L’ancien président comorien Ahmed Abdallah Sambi lors d’un meeting à Moroni, en janvier 2015. / YOUSSOUF IBRAHIM / AFP

L’ancien président des Comores Ahmed Abdallah Sambi a été inculpé et placé en détention dans le cadre d’une enquête sur des détournements de fonds opérés lors d’une vaste fraude aux passeports, a-t-on appris mardi 21 août auprès de son avocate.

Au pouvoir de 2006 à 2011, M. Sambi, l’un des principaux opposants au régime, était assigné à résidence depuis quatre mois, accusé d’« atteintes à l’ordre public ». Lundi après-midi, un juge d’instruction l’a inculpé de « corruption, détournement de deniers publics, complicité de faux et usage de faux et forfaiture » dans un scandale de fraude aux passeports et a ordonné son placement en détention.

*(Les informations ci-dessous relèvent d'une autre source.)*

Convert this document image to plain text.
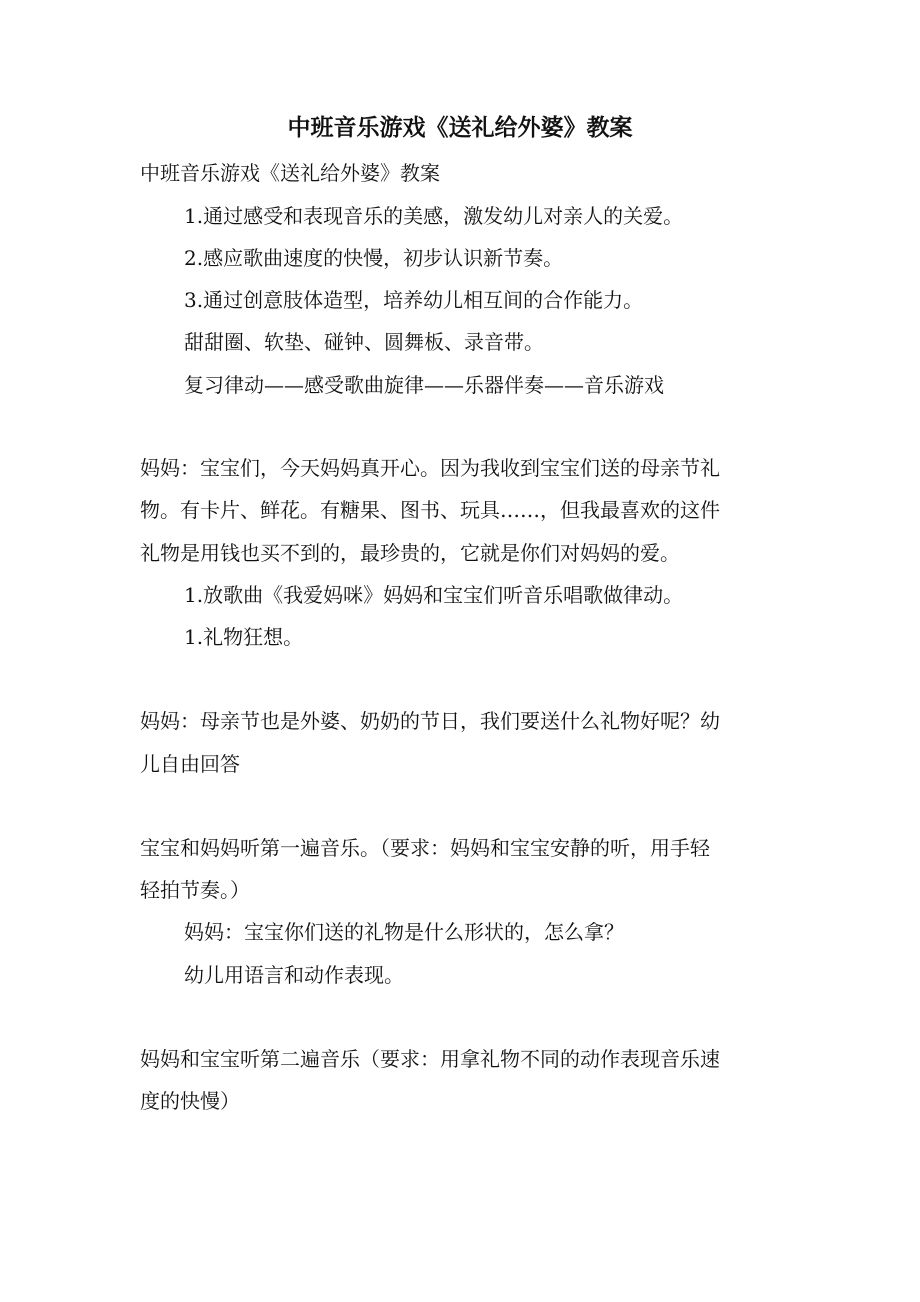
中班音乐游戏《送礼给外婆》教案
中班音乐游戏《送礼给外婆》教案
1.通过感受和表现音乐的美感，激发幼儿对亲人的关爱。
2.感应歌曲速度的快慢，初步认识新节奏。
3.通过创意肢体造型，培养幼儿相互间的合作能力。
甜甜圈、软垫、碰钟、圆舞板、录音带。
复习律动——感受歌曲旋律——乐器伴奏——音乐游戏
妈妈：宝宝们，今天妈妈真开心。因为我收到宝宝们送的母亲节礼
物。有卡片、鲜花。有糖果、图书、玩具……，但我最喜欢的这件
礼物是用钱也买不到的，最珍贵的，它就是你们对妈妈的爱。
1.放歌曲《我爱妈咪》妈妈和宝宝们听音乐唱歌做律动。
1.礼物狂想。
妈妈：母亲节也是外婆、奶奶的节日，我们要送什么礼物好呢？幼
儿自由回答
宝宝和妈妈听第一遍音乐。（要求：妈妈和宝宝安静的听，用手轻
轻拍节奏。）
妈妈：宝宝你们送的礼物是什么形状的，怎么拿？
幼儿用语言和动作表现。
妈妈和宝宝听第二遍音乐（要求：用拿礼物不同的动作表现音乐速
度的快慢）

Un récent rapport parlementaire l’a accusé, ainsi que son successeur, Ikililou Dhoinine, d’avoir détourné des millions de dollars dans le cadre d’un programme de vente de passeports à des apatrides. Lancé en 2008 lorsque M. Sambi dirigeait les Comores, ce projet visait à « vendre » la citoyenneté comorienne à des populations apatrides du Koweït et des Emirats arabes unis, connues sous le nom de « Bidouns », en échange d’investissements des deux pays dans l’archipel pauvre de l’océan Indien.

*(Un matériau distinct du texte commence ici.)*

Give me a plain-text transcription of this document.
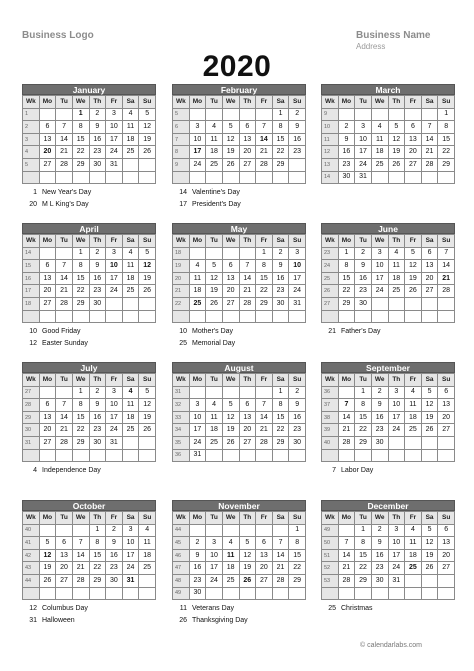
Business Logo	Business Name
Address
2020
January
Wk	Mo	Tu	We	Th	Fr	Sa	Su
1			1	2	3	4	5
2	6	7	8	9	10	11	12
3	13	14	15	16	17	18	19
4	20	21	22	23	24	25	26
5	27	28	29	30	31		

1 New Year's Day
20 M L King's Day
February
Wk	Mo	Tu	We	Th	Fr	Sa	Su
5						1	2
6	3	4	5	6	7	8	9
7	10	11	12	13	14	15	16
8	17	18	19	20	21	22	23
9	24	25	26	27	28	29	

14 Valentine's Day
17 President's Day
March
Wk	Mo	Tu	We	Th	Fr	Sa	Su
9							1
10	2	3	4	5	6	7	8
11	9	10	11	12	13	14	15
12	16	17	18	19	20	21	22
13	23	24	25	26	27	28	29
14	30	31					
April
Wk	Mo	Tu	We	Th	Fr	Sa	Su
14			1	2	3	4	5
15	6	7	8	9	10	11	12
16	13	14	15	16	17	18	19
17	20	21	22	23	24	25	26
18	27	28	29	30			

10 Good Friday
12 Easter Sunday
May
Wk	Mo	Tu	We	Th	Fr	Sa	Su
18					1	2	3
19	4	5	6	7	8	9	10
20	11	12	13	14	15	16	17
21	18	19	20	21	22	23	24
22	25	26	27	28	29	30	31

10 Mother's Day
25 Memorial Day
June
Wk	Mo	Tu	We	Th	Fr	Sa	Su
23	1	2	3	4	5	6	7
24	8	9	10	11	12	13	14
25	15	16	17	18	19	20	21
26	22	23	24	25	26	27	28
27	29	30					

21 Father's Day
July
Wk	Mo	Tu	We	Th	Fr	Sa	Su
27			1	2	3	4	5
28	6	7	8	9	10	11	12
29	13	14	15	16	17	18	19
30	20	21	22	23	24	25	26
31	27	28	29	30	31		

4 Independence Day
August
Wk	Mo	Tu	We	Th	Fr	Sa	Su
31						1	2
32	3	4	5	6	7	8	9
33	10	11	12	13	14	15	16
34	17	18	19	20	21	22	23
35	24	25	26	27	28	29	30
36	31						
September
Wk	Mo	Tu	We	Th	Fr	Sa	Su
36		1	2	3	4	5	6
37	7	8	9	10	11	12	13
38	14	15	16	17	18	19	20
39	21	22	23	24	25	26	27
40	28	29	30				

7 Labor Day
October
Wk	Mo	Tu	We	Th	Fr	Sa	Su
40				1	2	3	4
41	5	6	7	8	9	10	11
42	12	13	14	15	16	17	18
43	19	20	21	22	23	24	25
44	26	27	28	29	30	31	

12 Columbus Day
31 Halloween
November
Wk	Mo	Tu	We	Th	Fr	Sa	Su
44							1
45	2	3	4	5	6	7	8
46	9	10	11	12	13	14	15
47	16	17	18	19	20	21	22
48	23	24	25	26	27	28	29
49	30						
11 Veterans Day
26 Thanksgiving Day
December
Wk	Mo	Tu	We	Th	Fr	Sa	Su
49		1	2	3	4	5	6
50	7	8	9	10	11	12	13
51	14	15	16	17	18	19	20
52	21	22	23	24	25	26	27
53	28	29	30	31			

25 Christmas
© calendarlabs.com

Les députés comoriens ont évalué à 971 millions de dollars (environ 840 millions d’euros) le montant détourné à la faveur de ce programme, soit près de 80 % du PIB annuel du pays. Entendus par la commission d’enquête, les ex-présidents Sambi et Dhoinine ont nié les accusations qui pèsent sur eux.

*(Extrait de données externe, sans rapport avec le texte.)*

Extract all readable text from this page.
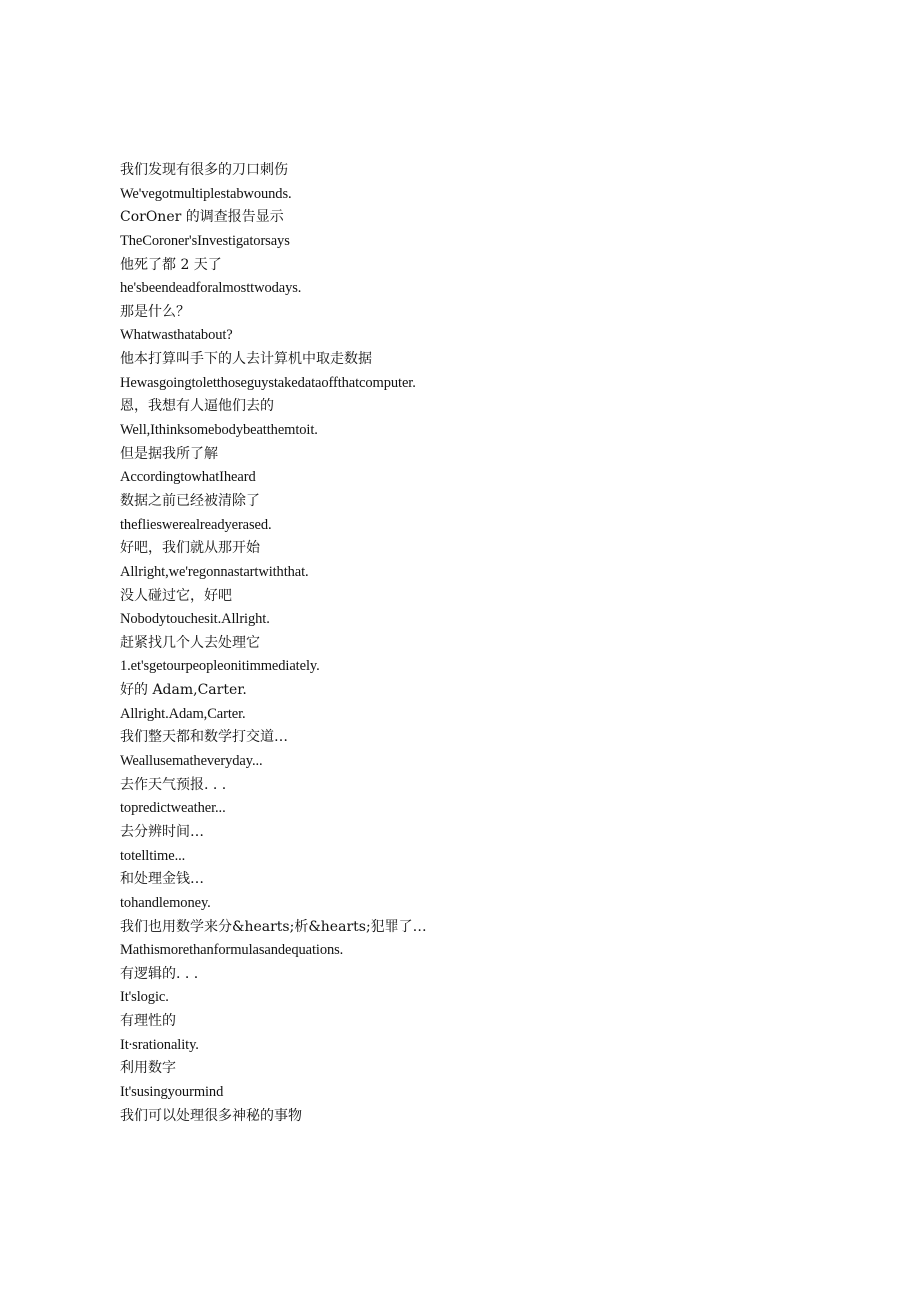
我们发现有很多的刀口刺伤
We'vegotmultiplestabwounds.
CorOner 的调查报告显示
TheCoroner'sInvestigatorsays
他死了都 2 天了
he'sbeendeadforalmosttwodays.
那是什么？
Whatwasthatabout?
他本打算叫手下的人去计算机中取走数据
Hewasgoingtoletthoseguystakedataoffthatcomputer.
恩，我想有人逼他们去的
Well,Ithinksomebodybeatthemtoit.
但是据我所了解
AccordingtowhatIheard
数据之前已经被清除了
theflieswerealreadyerased.
好吧，我们就从那开始
Allright,we'regonnastartwiththat.
没人碰过它，好吧
Nobodytouchesit.Allright.
赶紧找几个人去处理它
1.et'sgetourpeopleonitimmediately.
好的 Adam,Carter.
Allright.Adam,Carter.
我们整天都和数学打交道…
Weallusematheveryday...
去作天气预报. . .
topredictweather...
去分辨时间…
totelltime...
和处理金钱…
tohandlemoney.
我们也用数学来分&hearts;析&hearts;犯罪了…
Mathismorethanformulasandequations.
有逻辑的. . .
It'slogic.
有理性的
It∙srationality.
利用数字
It'susingyourmind
我们可以处理很多神秘的事物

Un climat politique très tendu

Selon un de ses proches interrogé par l’AFP, M. Sambi, actuellement président du parti d’opposition Juwa, est détenu dans sa résidence de Voidjou, à une quinzaine de kilomètres au nord de la capitale, Moroni. Son avocate, Ahamada Mahamoudou, a dit à l’AFP avoir pu s’entretenir avec lui mardi après-midi. « Mon client m’a reçu sur sa véranda, je crois qu’il peut se déplacer à l’intérieur de sa maison », a-t-elle déclaré, précisant qu’il était privé de téléphone, d’ordinateur et de télévision et que ses gardes du corps lui avaient été retirés.

La mise en détention formelle de M. Sambi, 60 ans, intervient dans un climat politique très tendu aux Comores. L’ancien président est l’un des principaux adversaires de l’actuel chef de l’Etat, Azali Assoumani. Il s’est ainsi opposé à une réforme constitutionnelle, adoptée par référendum le 30 juillet, qui permet à son successeur de briguer deux mandats successifs.

L’opposition dénonce depuis des mois les « abus de pouvoir » du chef de l’Etat, qui envisage d’organiser une élection présidentielle anticipée dès l’année prochaine. Plusieurs adversaires du régime qui avaient appelé au boycott du référendum ont été récemment arrêtés.